Quedlinburg am Harz

Au Brocken montent les sorcières
Par le chaume jauni, par le pré verdoyant
L’Assemblée est là-haut, sur les cimes altières
Où trône Seigneur Urian
Nous allons ! rien ne nous arrête
Et le bouc pue, et la sorcière pète

Goethe, Faust

Les premières scènes en noir et blanc du film Frantz de François Ozon montrent une jeune femme fleurissant une tombe dans un cimetière allemand, peu après la Grande guerre. On y découvre un décor urbain ancien : des maisons à colombages, des magasins d’antan et une église à double clocher, flanquée de hautes demeures, érigée au sommet d’un piton rocheux. Aux environs, un pays de plaines et de rochers romantiques à la Caspar David Friedrich, que surplombe au loin un massif montagneux tapissé de forêts sombres. Ce pays m’est familier, bien que la ville ne soit guère nommée. Puis me revient le nom d’une cité médiévale, traversée lors d’un long voyage entre Bruxelles et la Pologne. C’est Quedlinburg, l’une des capitales du Saint Empire romain germanique où siégea la diète de la première dynastie ottonienne. Mais que diable vient y faire Faust ?

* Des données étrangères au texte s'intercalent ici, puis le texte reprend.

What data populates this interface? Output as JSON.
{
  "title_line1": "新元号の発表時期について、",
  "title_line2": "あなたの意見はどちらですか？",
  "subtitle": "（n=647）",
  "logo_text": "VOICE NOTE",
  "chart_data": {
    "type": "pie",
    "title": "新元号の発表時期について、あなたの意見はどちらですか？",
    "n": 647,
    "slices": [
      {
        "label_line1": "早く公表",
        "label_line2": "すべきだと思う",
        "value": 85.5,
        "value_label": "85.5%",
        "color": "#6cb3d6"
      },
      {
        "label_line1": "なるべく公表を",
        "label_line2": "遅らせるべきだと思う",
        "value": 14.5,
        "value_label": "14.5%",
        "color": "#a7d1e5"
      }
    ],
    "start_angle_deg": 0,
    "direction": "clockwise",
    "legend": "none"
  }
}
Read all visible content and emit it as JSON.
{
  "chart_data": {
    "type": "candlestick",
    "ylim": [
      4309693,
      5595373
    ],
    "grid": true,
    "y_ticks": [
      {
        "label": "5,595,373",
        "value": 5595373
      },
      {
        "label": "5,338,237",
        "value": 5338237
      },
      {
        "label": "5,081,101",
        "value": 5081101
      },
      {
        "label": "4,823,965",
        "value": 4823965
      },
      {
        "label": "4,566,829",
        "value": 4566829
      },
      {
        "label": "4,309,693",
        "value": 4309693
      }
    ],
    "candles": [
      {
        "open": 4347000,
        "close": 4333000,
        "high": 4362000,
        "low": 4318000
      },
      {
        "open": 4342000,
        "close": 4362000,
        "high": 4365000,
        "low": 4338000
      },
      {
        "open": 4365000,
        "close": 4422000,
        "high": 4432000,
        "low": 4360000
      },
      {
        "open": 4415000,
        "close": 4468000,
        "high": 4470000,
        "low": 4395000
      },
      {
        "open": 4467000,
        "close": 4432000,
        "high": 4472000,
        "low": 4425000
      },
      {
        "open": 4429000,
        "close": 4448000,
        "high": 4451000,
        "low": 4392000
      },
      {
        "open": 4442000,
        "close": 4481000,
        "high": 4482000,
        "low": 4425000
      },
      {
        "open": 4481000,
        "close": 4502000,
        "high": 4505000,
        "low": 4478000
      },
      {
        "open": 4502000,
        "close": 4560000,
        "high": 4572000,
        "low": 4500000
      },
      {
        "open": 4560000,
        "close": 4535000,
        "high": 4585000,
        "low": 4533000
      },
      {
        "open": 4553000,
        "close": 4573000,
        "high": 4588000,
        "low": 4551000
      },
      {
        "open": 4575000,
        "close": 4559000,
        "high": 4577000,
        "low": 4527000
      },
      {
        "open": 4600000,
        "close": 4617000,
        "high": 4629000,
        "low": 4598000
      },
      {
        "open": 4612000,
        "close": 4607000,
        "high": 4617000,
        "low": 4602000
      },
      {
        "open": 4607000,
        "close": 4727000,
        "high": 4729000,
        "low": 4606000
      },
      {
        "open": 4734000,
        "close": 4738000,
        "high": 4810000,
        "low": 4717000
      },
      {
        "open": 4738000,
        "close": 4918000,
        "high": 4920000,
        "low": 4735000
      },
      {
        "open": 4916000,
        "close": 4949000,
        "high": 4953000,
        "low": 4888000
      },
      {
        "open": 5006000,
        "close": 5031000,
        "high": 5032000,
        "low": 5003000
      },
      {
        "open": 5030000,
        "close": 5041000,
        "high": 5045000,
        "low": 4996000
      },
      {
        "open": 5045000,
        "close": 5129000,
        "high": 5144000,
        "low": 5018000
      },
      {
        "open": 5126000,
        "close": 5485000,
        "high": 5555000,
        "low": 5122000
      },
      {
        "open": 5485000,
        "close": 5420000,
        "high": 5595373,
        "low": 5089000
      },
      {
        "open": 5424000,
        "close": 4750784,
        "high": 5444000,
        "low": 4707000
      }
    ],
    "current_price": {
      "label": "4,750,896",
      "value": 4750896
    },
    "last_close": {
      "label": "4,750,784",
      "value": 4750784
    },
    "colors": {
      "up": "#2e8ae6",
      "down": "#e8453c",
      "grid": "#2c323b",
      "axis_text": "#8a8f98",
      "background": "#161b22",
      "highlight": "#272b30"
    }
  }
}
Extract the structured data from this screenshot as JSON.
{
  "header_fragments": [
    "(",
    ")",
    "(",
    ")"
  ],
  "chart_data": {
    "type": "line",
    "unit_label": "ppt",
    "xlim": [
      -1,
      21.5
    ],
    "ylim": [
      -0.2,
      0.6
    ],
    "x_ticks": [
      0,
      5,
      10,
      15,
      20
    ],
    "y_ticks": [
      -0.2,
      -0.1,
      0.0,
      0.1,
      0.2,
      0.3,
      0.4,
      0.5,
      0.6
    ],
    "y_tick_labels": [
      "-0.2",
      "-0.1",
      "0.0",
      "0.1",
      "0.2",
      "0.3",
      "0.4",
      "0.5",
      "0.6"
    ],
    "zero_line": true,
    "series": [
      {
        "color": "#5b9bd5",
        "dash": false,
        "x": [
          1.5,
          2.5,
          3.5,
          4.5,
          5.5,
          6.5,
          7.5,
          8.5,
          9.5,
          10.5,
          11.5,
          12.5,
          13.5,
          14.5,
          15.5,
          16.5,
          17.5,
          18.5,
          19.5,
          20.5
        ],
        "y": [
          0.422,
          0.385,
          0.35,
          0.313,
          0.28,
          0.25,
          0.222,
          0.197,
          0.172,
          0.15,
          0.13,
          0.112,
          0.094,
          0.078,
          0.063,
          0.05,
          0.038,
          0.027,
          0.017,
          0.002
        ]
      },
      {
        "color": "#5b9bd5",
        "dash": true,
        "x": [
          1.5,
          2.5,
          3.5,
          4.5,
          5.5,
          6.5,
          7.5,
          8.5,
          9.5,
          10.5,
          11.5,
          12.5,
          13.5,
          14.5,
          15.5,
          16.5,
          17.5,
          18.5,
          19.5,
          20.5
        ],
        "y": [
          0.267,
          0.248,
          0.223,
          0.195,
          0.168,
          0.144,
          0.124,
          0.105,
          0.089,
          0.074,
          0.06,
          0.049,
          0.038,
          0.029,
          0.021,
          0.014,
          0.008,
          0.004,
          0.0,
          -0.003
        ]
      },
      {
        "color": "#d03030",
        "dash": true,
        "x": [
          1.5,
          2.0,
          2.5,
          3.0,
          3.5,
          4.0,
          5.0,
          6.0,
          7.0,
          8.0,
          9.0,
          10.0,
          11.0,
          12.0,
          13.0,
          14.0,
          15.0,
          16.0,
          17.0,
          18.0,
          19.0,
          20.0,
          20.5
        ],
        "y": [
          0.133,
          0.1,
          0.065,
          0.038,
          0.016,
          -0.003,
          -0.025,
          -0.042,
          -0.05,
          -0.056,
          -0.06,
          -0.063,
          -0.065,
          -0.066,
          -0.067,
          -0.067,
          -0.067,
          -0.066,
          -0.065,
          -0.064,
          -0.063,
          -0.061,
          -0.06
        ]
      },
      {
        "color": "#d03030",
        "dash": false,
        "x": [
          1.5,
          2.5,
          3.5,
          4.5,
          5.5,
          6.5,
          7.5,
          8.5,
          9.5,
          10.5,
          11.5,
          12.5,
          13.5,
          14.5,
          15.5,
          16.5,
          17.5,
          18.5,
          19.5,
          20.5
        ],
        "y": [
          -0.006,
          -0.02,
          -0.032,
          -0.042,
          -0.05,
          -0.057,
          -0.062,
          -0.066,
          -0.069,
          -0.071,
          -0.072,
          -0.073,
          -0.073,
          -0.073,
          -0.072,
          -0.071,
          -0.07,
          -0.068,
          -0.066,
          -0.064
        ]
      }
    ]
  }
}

Après avoir déposé mes bagages dans le petit « Gasthof Zum Bären » de Gernrode[1], une bourgade en ex RDA au pied du Ramberg, non loin de la rivière Bode prenant sa source dans la montagne du Harz, je m’étais dirigé vers la gare. Un petit train qui ressemble à un jouet relie le Harz à la ville de Quedlinburg en passant par Gernrode ; l’on peut y monter avec sa bicyclette. J’y croise avec surprise un couple de tandemistes rencontré dans un natuurkampeerterrein (camping néerlandais sans voitures) à la frontière allemande, près de Vreden, la première ville germanique lorsque l’on vient d’Harnem. Ils sont originaires de Frankfurt am Oder et retournent à la maison. Lui est cheminot retraité, elle est employée. Ils trimbalent une tente et des duvets dans leurs fontes, « au cas où », mais logent dans de petits hôtels. Ils sont tannés par la route mais pleins d’entrain, tout à la joie de traverser leur pays sur deux roues. De mon côté, après un bivouac au bord d’un lac niché dans les contreforts du Harz, j’avais avalé une interminable étape vallonnée, en passant par la vieille ville minière de Goslar et les pourtours boisés de la montagne aux sorcières[2]. Le réconfort d’une chambre délicieusement provinciale était bienvenu.

Rideau abaissé, défenses levées

Sur la route de Gernrode, l’ancienne frontière entre la RFA et la RDA était signalée par un bout du mur de Berlin en guise de mémorial, jouxtant un panneau affichant une carte de l’Europe avec le tracé du rideau de fer. On pouvait y lire, avec une précision toute germanique mais une vision élargie au continent: « Hier waren Deutschland und Europa bis zum 11. November 1989 um 16 Uhr geteild ». Une fois la frontière franchie, j’aperçus comme dans « Goodbye Lenin » une vieille Trabant vert de gris garée en face d’une maison proprette. 

L’atmosphère devenait sensiblement différente, même vingt-cinq ans après la réunification. Une ambiance que l’on ne perçoit pas en voiture, mais que la lenteur de la bicyclette lourdement chargée permet de sentir autour de soi. Tout semblait plus silencieux, comme endormi. Il n’y a quasiment plus de Biergaarten, ces terrasses où la bière coule à flot, les rues des villages sont presque désertes, la population est plus âgée, il y a peu de commerces. Pourtant, les maisons et les bourgs sont rénovés et en bon état. Mais on a parfois l’impression de voyager dans un musée de la RDA, avec ses « Karl-Marx strasse », ses magasins de jeans des années soixante, ses maquettes de Trabant érigées comme des totems. 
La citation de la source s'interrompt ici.